A fusão entre BrasilAgro e Sollus resultaria em uma empresa com mais de 240 mil hectares de terras no país. Levando-se em consideração o plano de expansão já em curso nas duas companhias, esta nova holding poderia chegar ao fim do ano com uma carteira de mais de 340 mil hectares em propriedades rurais, superando a atual líder do setor, a Tiba Agro. A empresa teria ainda terras na Argentina, com o carry over dos ativos da Los Grobo e dos irmãos Alejandro e Eduardo Elsztajn, donos da Cresud. A eventual associação é um reflexo do poder que a Cresud ganhou ao aumentar sua participação no capital da BrasilAgro. Além da aproximação com Gustavo Grobocopatel, o grupo argentino é também um dos idealizadores da emissão de ADRs programada pela companhia. Independentemente da operação com a Sollus, dentro da própria BrasilAgro a expectativa é que a maior ingerência da Cresud vai se refletir na gestão da companhia, inclusive com a possível troca de executivos indicados pela Tarpon Investimentos (Relatório Reservado, 6/7/2010).
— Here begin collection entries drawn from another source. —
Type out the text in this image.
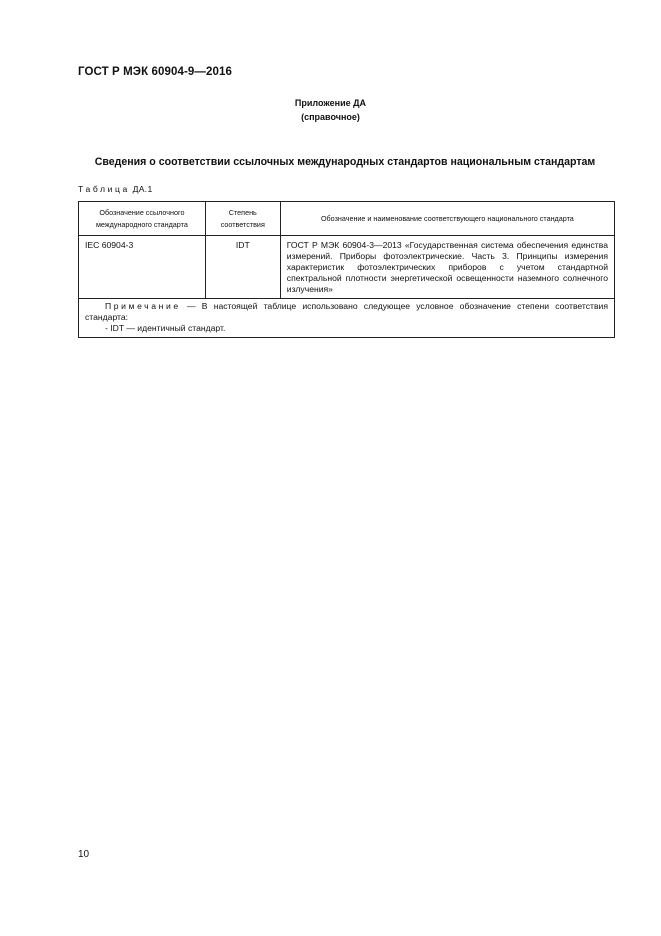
ГОСТ Р МЭК 60904-9—2016
Приложение ДА
(справочное)
Сведения о соответствии ссылочных международных стандартов национальным стандартам
Таблица ДА.1
Обозначение ссылочного международного стандарта	Степень соответствия	Обозначение и наименование соответствующего национального стандарта
IEC 60904-3	IDT	ГОСТ Р МЭК 60904-3—2013 «Государственная система обеспечения единства измерений. Приборы фотоэлектрические. Часть 3. Принципы измерения характеристик фотоэлектрических приборов с учетом стандартной спектральной плотности энергетической освещенности наземного солнечного излучения»

Примечание — В настоящей таблице использовано следующее условное обозначение степени соответствия стандарта:
- IDT — идентичный стандарт.		
10
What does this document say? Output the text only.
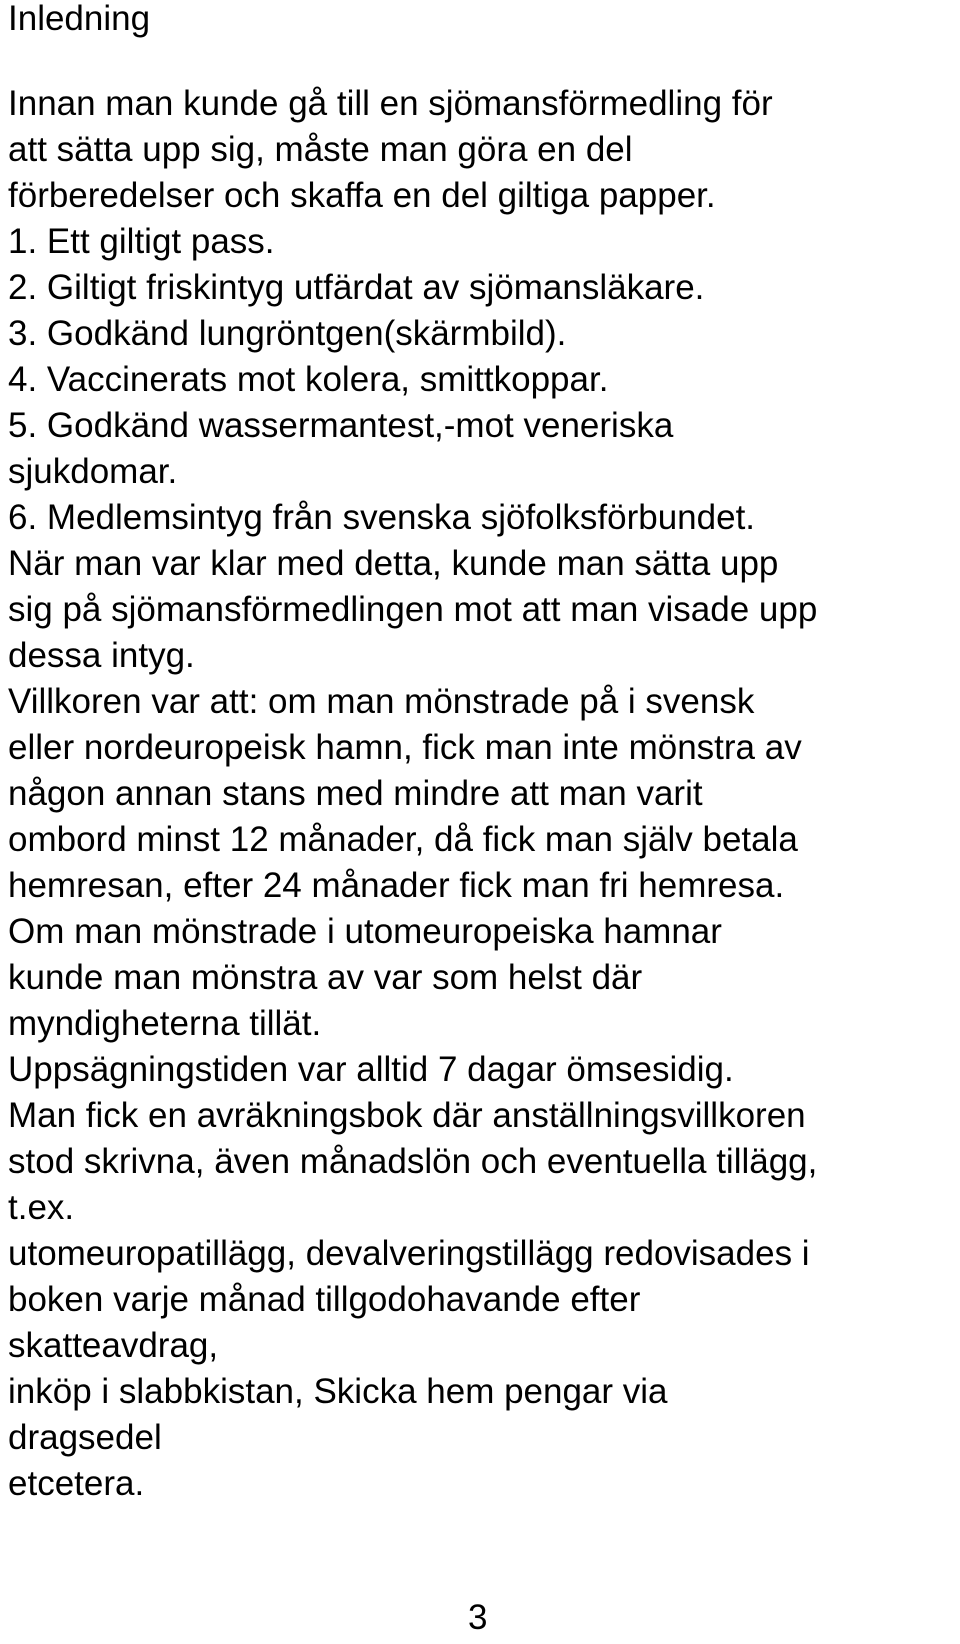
Inledning

Innan man kunde gå till en sjömansförmedling för

att sätta upp sig, måste man göra en del

förberedelser och skaffa en del giltiga papper.

1. Ett giltigt pass.

2. Giltigt friskintyg utfärdat av sjömansläkare.

3. Godkänd lungröntgen(skärmbild).

4. Vaccinerats mot kolera, smittkoppar.

5. Godkänd wassermantest,-mot veneriska

sjukdomar.

6. Medlemsintyg från svenska sjöfolksförbundet.

När man var klar med detta, kunde man sätta upp

sig på sjömansförmedlingen mot att man visade upp

dessa intyg.

Villkoren var att: om man mönstrade på i svensk

eller nordeuropeisk hamn, fick man inte mönstra av

någon annan stans med mindre att man varit

ombord minst 12 månader, då fick man själv betala

hemresan, efter 24 månader fick man fri hemresa.

Om man mönstrade i utomeuropeiska hamnar

kunde man mönstra av var som helst där

myndigheterna tillät.

Uppsägningstiden var alltid 7 dagar ömsesidig.

Man fick en avräkningsbok där anställningsvillkoren

stod skrivna, även månadslön och eventuella tillägg,

t.ex.

utomeuropatillägg, devalveringstillägg redovisades i

boken varje månad tillgodohavande efter

skatteavdrag,

inköp i slabbkistan, Skicka hem pengar via

dragsedel

etcetera.

3
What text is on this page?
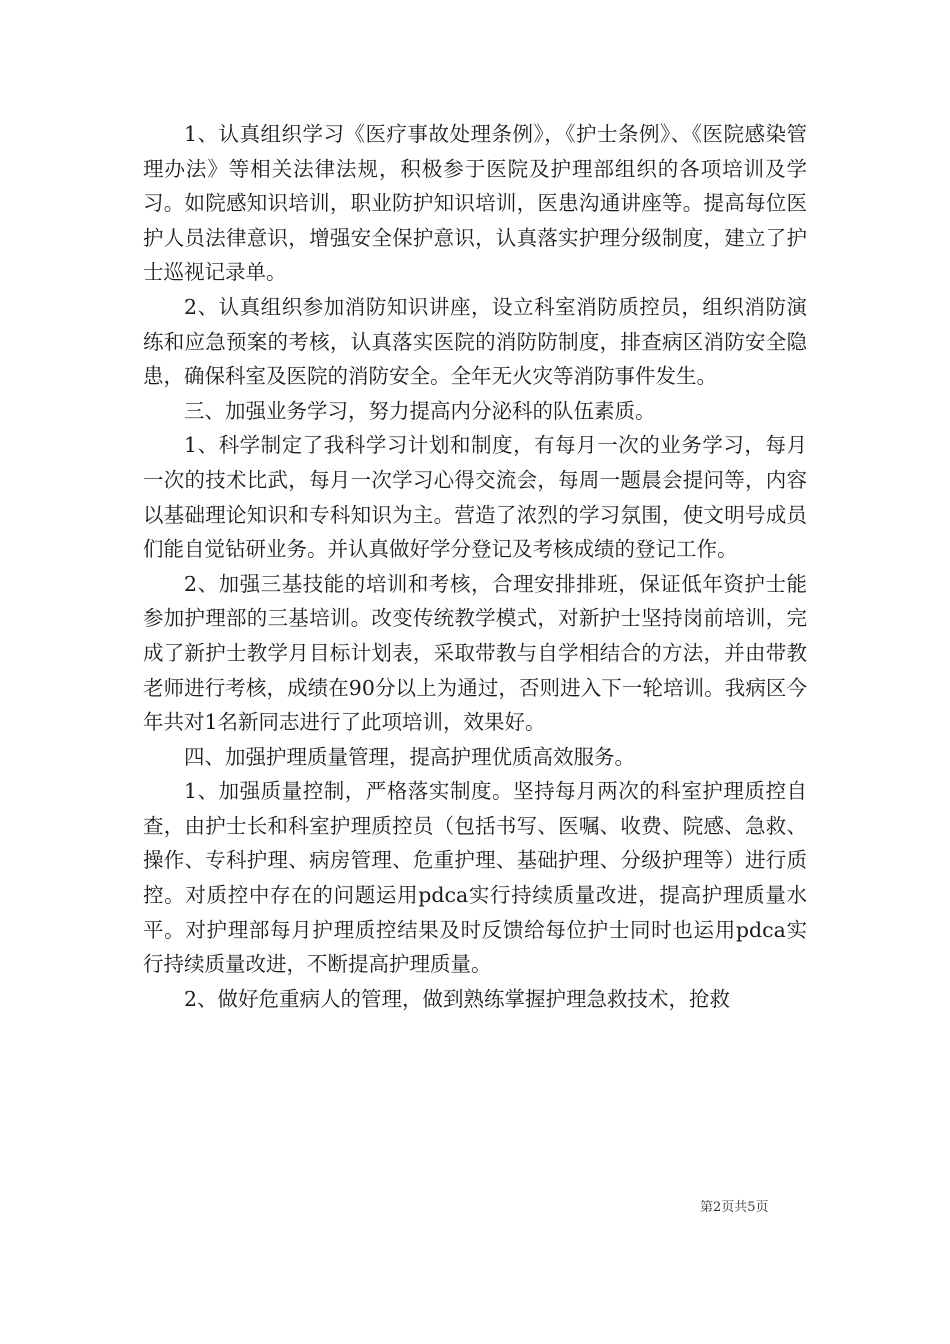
1、认真组织学习《医疗事故处理条例》，《护士条例》、《医院感染管理办法》等相关法律法规，积极参于医院及护理部组织的各项培训及学习。如院感知识培训，职业防护知识培训，医患沟通讲座等。提高每位医护人员法律意识，增强安全保护意识，认真落实护理分级制度，建立了护士巡视记录单。

2、认真组织参加消防知识讲座，设立科室消防质控员，组织消防演练和应急预案的考核，认真落实医院的消防防制度，排查病区消防安全隐患，确保科室及医院的消防安全。全年无火灾等消防事件发生。

三、加强业务学习，努力提高内分泌科的队伍素质。

1、科学制定了我科学习计划和制度，有每月一次的业务学习，每月一次的技术比武，每月一次学习心得交流会，每周一题晨会提问等，内容以基础理论知识和专科知识为主。营造了浓烈的学习氛围，使文明号成员们能自觉钻研业务。并认真做好学分登记及考核成绩的登记工作。

2、加强三基技能的培训和考核，合理安排排班，保证低年资护士能参加护理部的三基培训。改变传统教学模式，对新护士坚持岗前培训，完成了新护士教学月目标计划表，采取带教与自学相结合的方法，并由带教老师进行考核，成绩在90分以上为通过，否则进入下一轮培训。我病区今年共对1名新同志进行了此项培训，效果好。

四、加强护理质量管理，提高护理优质高效服务。

1、加强质量控制，严格落实制度。坚持每月两次的科室护理质控自查，由护士长和科室护理质控员（包括书写、医嘱、收费、院感、急救、操作、专科护理、病房管理、危重护理、基础护理、分级护理等）进行质控。对质控中存在的问题运用pdca实行持续质量改进，提高护理质量水平。对护理部每月护理质控结果及时反馈给每位护士同时也运用pdca实行持续质量改进，不断提高护理质量。

2、做好危重病人的管理，做到熟练掌握护理急救技术，抢救

第2页共5页
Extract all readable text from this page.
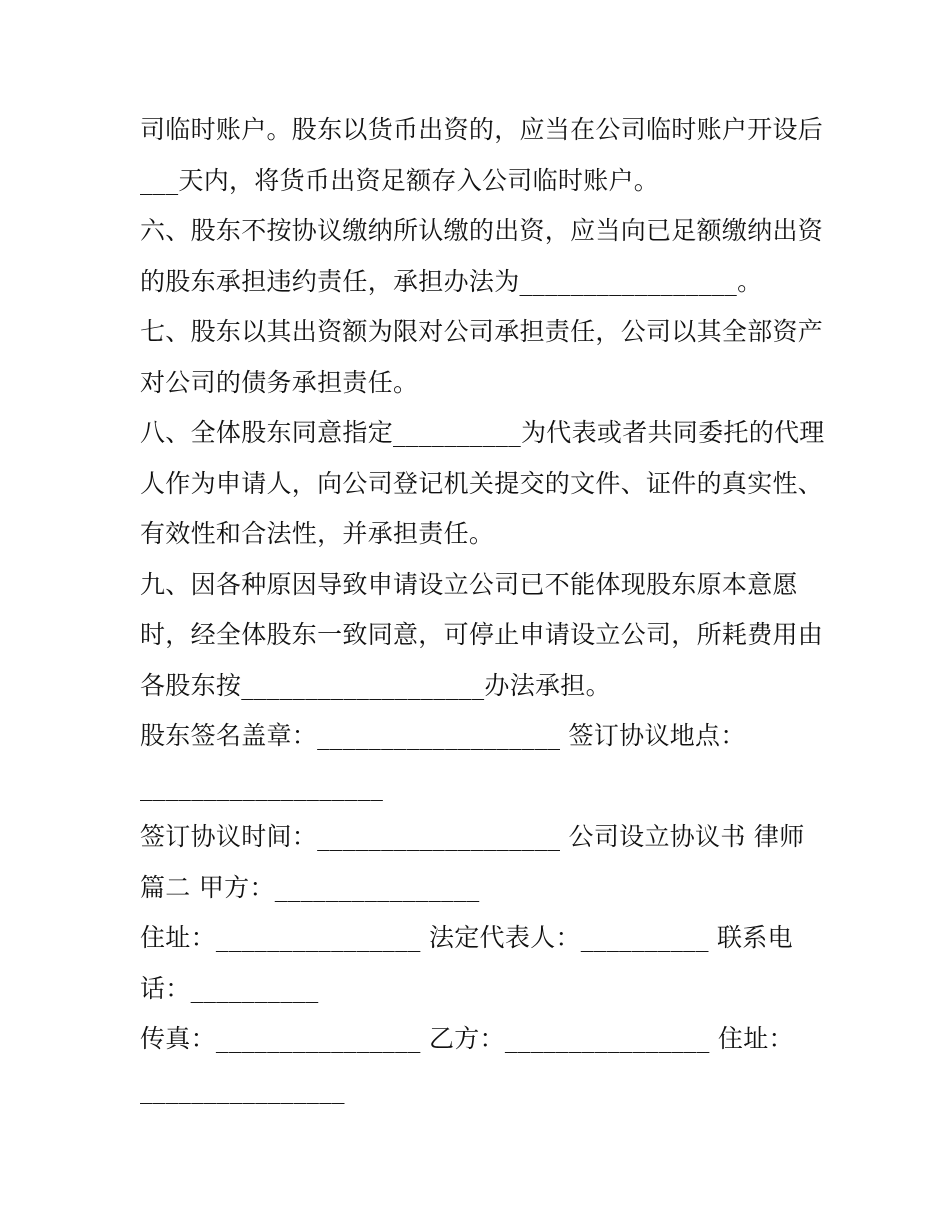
司临时账户。股东以货币出资的，应当在公司临时账户开设后
___天内，将货币出资足额存入公司临时账户。
六、股东不按协议缴纳所认缴的出资，应当向已足额缴纳出资
的股东承担违约责任，承担办法为_________________。
七、股东以其出资额为限对公司承担责任，公司以其全部资产
对公司的债务承担责任。
八、全体股东同意指定__________为代表或者共同委托的代理
人作为申请人，向公司登记机关提交的文件、证件的真实性、
有效性和合法性，并承担责任。
九、因各种原因导致申请设立公司已不能体现股东原本意愿
时，经全体股东一致同意，可停止申请设立公司，所耗费用由
各股东按___________________办法承担。
股东签名盖章：___________________ 签订协议地点：
___________________
签订协议时间：___________________ 公司设立协议书 律师
篇二 甲方：________________
住址：________________ 法定代表人：__________ 联系电
话：__________
传真：________________ 乙方：________________ 住址：
________________
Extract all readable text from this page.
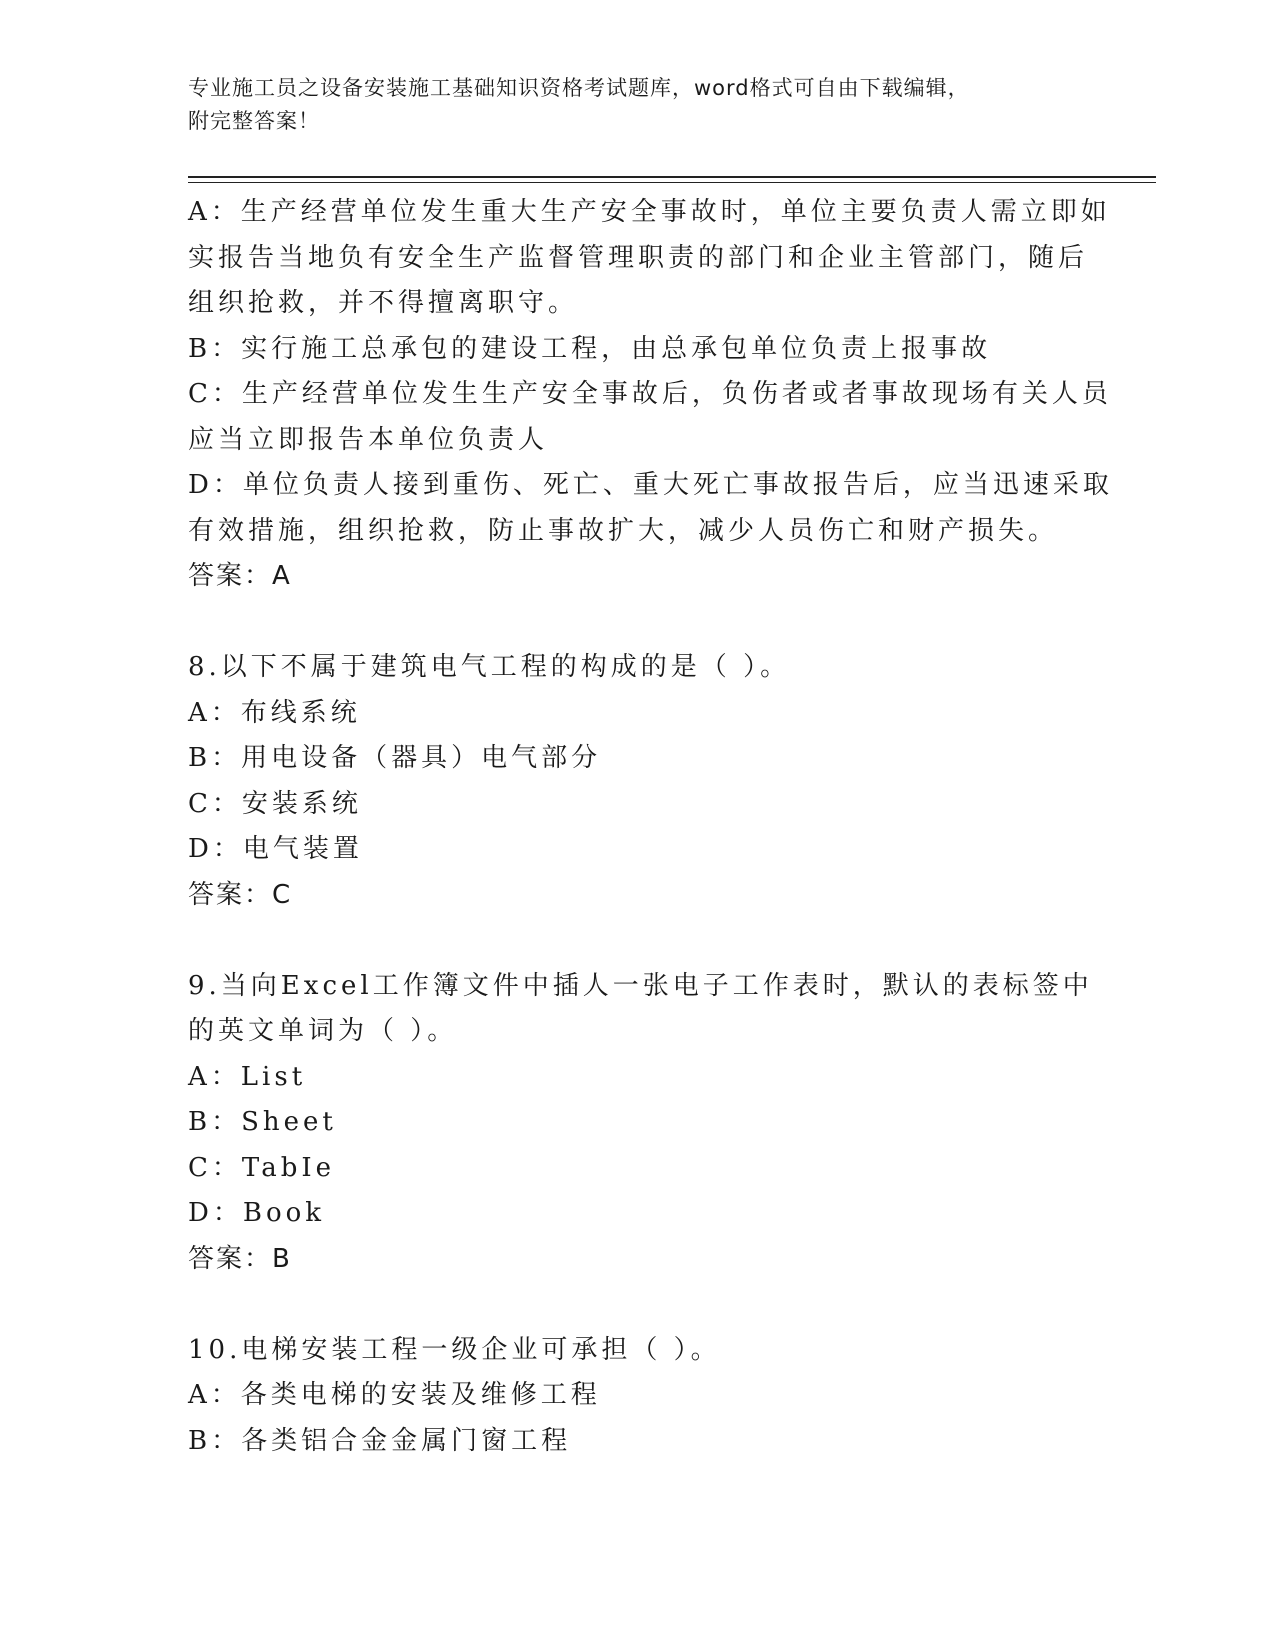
专业施工员之设备安装施工基础知识资格考试题库，word格式可自由下载编辑，
附完整答案！
A：生产经营单位发生重大生产安全事故时，单位主要负责人需立即如
实报告当地负有安全生产监督管理职责的部门和企业主管部门，随后
组织抢救，并不得擅离职守。
B：实行施工总承包的建设工程，由总承包单位负责上报事故
C：生产经营单位发生生产安全事故后，负伤者或者事故现场有关人员
应当立即报告本单位负责人
D：单位负责人接到重伤、死亡、重大死亡事故报告后，应当迅速采取
有效措施，组织抢救，防止事故扩大，减少人员伤亡和财产损失。
答案：A
8.以下不属于建筑电气工程的构成的是（ ）。
A：布线系统
B：用电设备（器具）电气部分
C：安装系统
D：电气装置
答案：C
9.当向Excel工作簿文件中插人一张电子工作表时，默认的表标签中
的英文单词为（ ）。
A：List
B：Sheet
C：TabIe
D：Book
答案：B
10.电梯安装工程一级企业可承担（ ）。
A：各类电梯的安装及维修工程
B：各类铝合金金属门窗工程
La sumatoria y la articulación entre las fuerzas de Eduardo Elsztain, Gustavo Grobocopatel y sus respectivas empresas en la Argentina y en el Cono Sur, pueden ser trágicas para el  porvenir de nuestros países y sumamente difíciles de contrarrestar, en especial debido al respaldo que estas Corporaciones suelen contar por parte de los diversos gobiernos progresistas de la América Latina.

Especulación con los alimentos y avalancha del acaparamiento de tierras

Con el acaparamiento de tierras por parte de las corporaciones, los agricultores y las comunidades locales inevitablemente perderán el acceso a la tierra para la producción local de alimentos. Se está entregando la base misma sobre la cual construir la Soberanía Alimentaria. En marzo de 2010 el GRAIN difundió un documento en el que afirma que: “Se dice como excusa que en muchos casos las tierras no se venden sino que se rentan, pero qué propicia más la devastación sin miramientos de las tierras: ¿que se vendan, o que se renten por… noventa y nueve años? Al final de tales contratos, los “inquilinos” regresarán a una tierra agotada, erosionada, contaminada, a la cual será muy difícil recuperarle su fertilidad, y ellos simplemente se mudan a nuevas tierras “disponibles”.

Este proceso que hemos descripto amenaza convertirse en una verdadera catástrofe para nuestros pueblos, en la medida en que las corporaciones transnacionales  redireccionan el flujo de capitales  financieros errantes desde la crisis de los mercados inmobiliarios, hacia las zonas de agricultura  en América del Sur y en África. La consecuencia será la devastación de los ecosistemas naturales sometidos a procesos productivos que agotan rápidamente los frágiles equilibrios en zonas como la Patagonia y el Norte argentino. Otra consecuencia importante será la pérdida de la soberanía nacional sobre vastos espacios que funcionarán como enclaves extra territoriales a la vez que, como bolsones de producción sometidos a las demandas de intereses externos, en detrimento de los Estados nacionales y de sus responsabilidades de mantener la integridad y la soberanía de sus propios espacios. La decisión sobre la vida y los bienes comunes quedarán en ese caso, en manos de quienes concentran el manejo de las producciones, constituyéndose gobiernos paralelos, a la vez que mutilándose el cuerpo de la Nación.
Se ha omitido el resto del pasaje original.